COURT IMPOSITION OF COSTS                                                              H.B. 5785 (S-2):

                                                                                                    SUMMARY OF BILL

                                                                                      REPORTED FROM COMMITTEE











House Bill 5785 (Substitute S-2 as reported)

Sponsor:  Representative John Walsh

House Committee:  Judiciary

Senate Committee:  Judiciary




The bill would amend Chapter IX (Judgment and Sentence) of the Code of Criminal Procedure to authorize a court to impose on a guilty defendant any cost reasonably related to the court's actual costs. The bill also would require courts that imposed those costs to report annually to the State Court Administrative Office, which would have to report annually to the Governor and the Legislature.


Under Section 1k of Chapter IX, if a defendant enters a plea of guilty or no contest or if the court determines after a hearing or trial that the defendant is guilty, at the time of the sentencing or at the time entry of judgment of guilt is deferred or sentencing is delayed pursuant to statute, the court must impose certain minimum State costs. The court also may impose any fine; any cost in addition to the minimum State cost; the expenses of providing legal assistance to the defendant; an assessment authorized by law; and reimbursement of the State or a local unit for expenses incurred in responding to certain violations.


The bill would delete the reference to any cost in addition to the minimum State cost. The bill would allow the court to impose any cost authorized by the statute that the defendant violated. For 36 months after the bill's effective date, the court also could impose any cost reasonably related to actual costs incurred by the trial court, including salaries and benefits for relevant court personnel; goods and services necessary for the operation of the court; and necessary expenses for the operation and maintenance of court buildings and facilities.


Beginning January 1, 2015, the bill would require the court to make available to a defendant information about any fine, cost, or assessment imposed as discussed above, including information about any cost imposed for actual court costs.


A defendant could not be incarcerated for the nonpayment of costs ordered under the bill unless the court determined that the defendant had the resources to pay the ordered costs and had not made a good-faith effort to do so.


The bill specifies that it would apply to all fines, costs, and assessments ordered or assessed beginning June 18, 2014, and that it would be a "curative measure" addressing the courts' authority to impose costs under Section 1k before the issuance of the Supreme Court's opinion in People v Cunningham (496 Mich 145).

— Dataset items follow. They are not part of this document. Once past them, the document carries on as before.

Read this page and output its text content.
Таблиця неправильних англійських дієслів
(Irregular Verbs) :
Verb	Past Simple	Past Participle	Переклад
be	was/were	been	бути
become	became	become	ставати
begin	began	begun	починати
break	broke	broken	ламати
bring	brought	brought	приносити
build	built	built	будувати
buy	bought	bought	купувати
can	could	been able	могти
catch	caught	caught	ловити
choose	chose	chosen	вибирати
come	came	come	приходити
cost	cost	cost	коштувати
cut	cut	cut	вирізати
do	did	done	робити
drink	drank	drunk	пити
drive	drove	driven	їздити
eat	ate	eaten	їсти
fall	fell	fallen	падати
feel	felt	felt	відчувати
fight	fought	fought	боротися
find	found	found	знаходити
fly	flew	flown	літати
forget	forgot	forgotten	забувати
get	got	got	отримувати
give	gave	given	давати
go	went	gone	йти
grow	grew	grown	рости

MCL 769.1k                                                            Legislative Analyst:  Patrick Affholter






Currently, the State appropriates funds to local courts, primarily for judicial salaries and some benefits. Under the bill, there would be no fiscal impact on State government. For local courts, there would be authorization to impose costs on defendants who pleaded guilty, pleaded no contest, or were found guilty. Prior to the Cunningham decision, local courts were allowed to collect costs from defendants. The bill specifies categories of charges the courts could impose, including: any fine authorized by statute, any cost authorized by statute, and any cost reasonably related to the court's actual costs. Depending on nature of the local court and the amount of assessed costs that actually were collected by the court before the Cunningham decision, there could be no fiscal impact on the courts.


Absent any changes to the sunset provision of 36 months or other changes to local court funding, the reimbursement of reasonable costs to local courts would expire three years after the bill took effect.


Date Completed:  9-26-14                                                    Fiscal Analyst:  John Maxwell

This analysis was prepared by nonpartisan Senate staff for use by the Senate in its deliberations and does not constitute an official statement of legislative intent.